Viruses known as phages can kill specific bacteria. In HiAlc-infected mice pretreated with the phages that target those bacteria, the rodents did not suffer any detectable liver abnormalities. “This raises the possibility that phage might be used to treat NASH,” Haslam says.
The medical literature offers no evidence that people with NAFLD feel drunk when they don’t drink alcohol, and mice with HiAlc did not develop measurable blood alcohol levels. So the researchers decided to also give those rodents high doses of glucose. Blood alcohol levels skyrocketed in the mice, which behaved as if they were inebriated. Giving glucose or fructose to the NAFLD patients similarly produced big jumps in blood alcohol levels that healthy controls didn’t experience. This result suggests giving oral glucose coupled with a blood alcohol test could lead to a diagnostic for HiAlc K. pneumoniae and possibly even predict which NAFLD patients will progress to NASH. “That’s very intriguing and exciting if confirmed in larger human trials,” Haslam says.
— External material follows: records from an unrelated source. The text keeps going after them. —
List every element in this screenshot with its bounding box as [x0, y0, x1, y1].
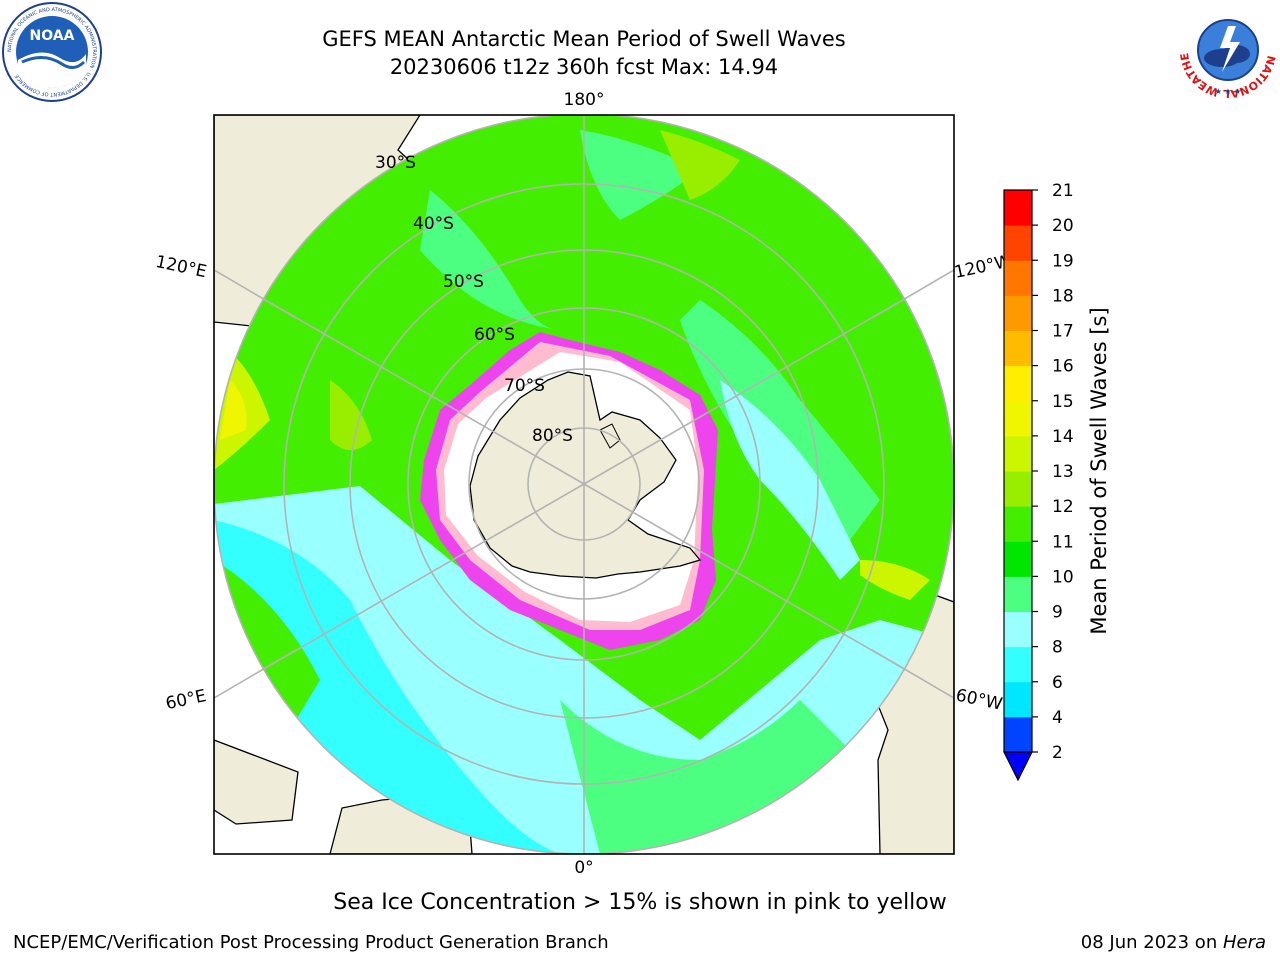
- colorbar-extend-arrow: [1003, 751, 1033, 782]
- colorbar-segment: [1004, 295, 1032, 331]
- nws-logo-icon: NATIONAL WEATHER SERVICE ★ ★ ★: [1178, 2, 1278, 98]
- footer-host: Hera: [1222, 932, 1266, 953]
- lat-label-40s: 40°S: [413, 214, 454, 234]
- colorbar-tick-label: 14: [1052, 427, 1074, 447]
- map-area: [214, 115, 954, 854]
- antarctica-land: [469, 371, 702, 579]
- colorbar-tick-label: 2: [1052, 743, 1063, 763]
- colorbar-segment: [1004, 225, 1032, 261]
- lat-label-60s: 60°S: [474, 325, 515, 345]
- colorbar-segment: [1004, 541, 1032, 577]
- lon-label-180: 180°: [564, 90, 605, 110]
- colorbar-tick-label: 12: [1052, 497, 1074, 517]
- colorbar-tick-label: 20: [1052, 216, 1074, 236]
- colorbar-segment: [1004, 365, 1032, 402]
- colorbar-tick-label: 9: [1052, 603, 1063, 623]
- colorbar-segment: [1004, 471, 1032, 507]
- colorbar-label: Mean Period of Swell Waves [s]: [1087, 307, 1111, 634]
- latitude-labels: 30°S 40°S 50°S 60°S 70°S 80°S: [375, 153, 573, 446]
- lat-label-70s: 70°S: [504, 376, 545, 396]
- lat-label-50s: 50°S: [443, 272, 484, 292]
- chart-subtitle: 20230606 t12z 360h fcst Max: 14.94: [389, 55, 779, 79]
- colorbar-tick-label: 10: [1052, 567, 1074, 587]
- graticule: [214, 115, 954, 854]
- colorbar-tick-label: 17: [1052, 322, 1074, 342]
- colorbar-segment: [1004, 400, 1032, 437]
- colorbar-tick-label: 13: [1052, 462, 1074, 482]
- footer-date: 08 Jun 2023 on Hera: [1081, 932, 1266, 953]
- colorbar: 2 4 6 8 9 10 11 12 13 14 15 16 17 18 19 20 21: [1003, 181, 1074, 782]
- colorbar-segment: [1004, 506, 1032, 542]
- lon-label-0: 0°: [574, 858, 593, 878]
- colorbar-segment: [1004, 716, 1032, 753]
- lat-label-30s: 30°S: [375, 153, 416, 173]
- colorbar-segment: [1004, 260, 1032, 296]
- colorbar-segment: [1004, 435, 1032, 472]
- footer-date-text: 08 Jun 2023 on: [1080, 932, 1223, 953]
- colorbar-segment: [1004, 646, 1032, 683]
- lon-label-60w: 60°W: [954, 685, 1004, 714]
- colorbar-tick-label: 4: [1052, 708, 1063, 728]
- colorbar-segment: [1004, 611, 1032, 648]
- colorbar-segment: [1004, 330, 1032, 367]
- colorbar-tick-label: 19: [1052, 251, 1074, 271]
- chart-title: GEFS MEAN Antarctic Mean Period of Swell…: [322, 27, 846, 51]
- footer-credit: NCEP/EMC/Verification Post Processing Pr…: [13, 932, 609, 953]
- lon-label-60e: 60°E: [164, 686, 208, 714]
- colorbar-tick-label: 6: [1052, 673, 1063, 693]
- colorbar-tick-label: 15: [1052, 392, 1074, 412]
- colorbar-segment: [1004, 681, 1032, 718]
- colorbar-segment: [1004, 190, 1032, 226]
- colorbar-tick-label: 8: [1052, 638, 1063, 658]
- noaa-logo-icon: NOAA NATIONAL OCEANIC AND ATMOSPHERIC AD…: [2, 2, 102, 102]
- colorbar-tick-label: 11: [1052, 532, 1074, 552]
- colorbar-tick-label: 21: [1052, 181, 1074, 201]
- lat-label-80s: 80°S: [532, 426, 573, 446]
- colorbar-tick-label: 18: [1052, 286, 1074, 306]
- colorbar-segment: [1004, 576, 1032, 612]
- svg-text:★ ★ ★: ★ ★ ★: [1215, 87, 1242, 96]
- noaa-logo-text: NOAA: [30, 28, 75, 44]
- lon-label-120e: 120°E: [154, 252, 209, 282]
- colorbar-tick-label: 16: [1052, 357, 1074, 377]
- sea-ice-note: Sea Ice Concentration > 15% is shown in …: [333, 890, 947, 915]
- map-frame: [213, 114, 955, 855]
Yuan and colleagues report that the initial patient they studied recovered from his bacteria-driven autobrewery syndrome after he began to take antibiotics and changed his diet. His NASH has abated, too. Her team is now planning to study the gut microbes of a large group of people, including children, over time. “We want to investigate why some people have high-alcohol-producing strains of K. pneumoniae in their gut while others don’t,” she says.
Diehl cautions that the new study speaks only to a subset of NAFLD patients. But she predicts “this work will attract a lot of attention.”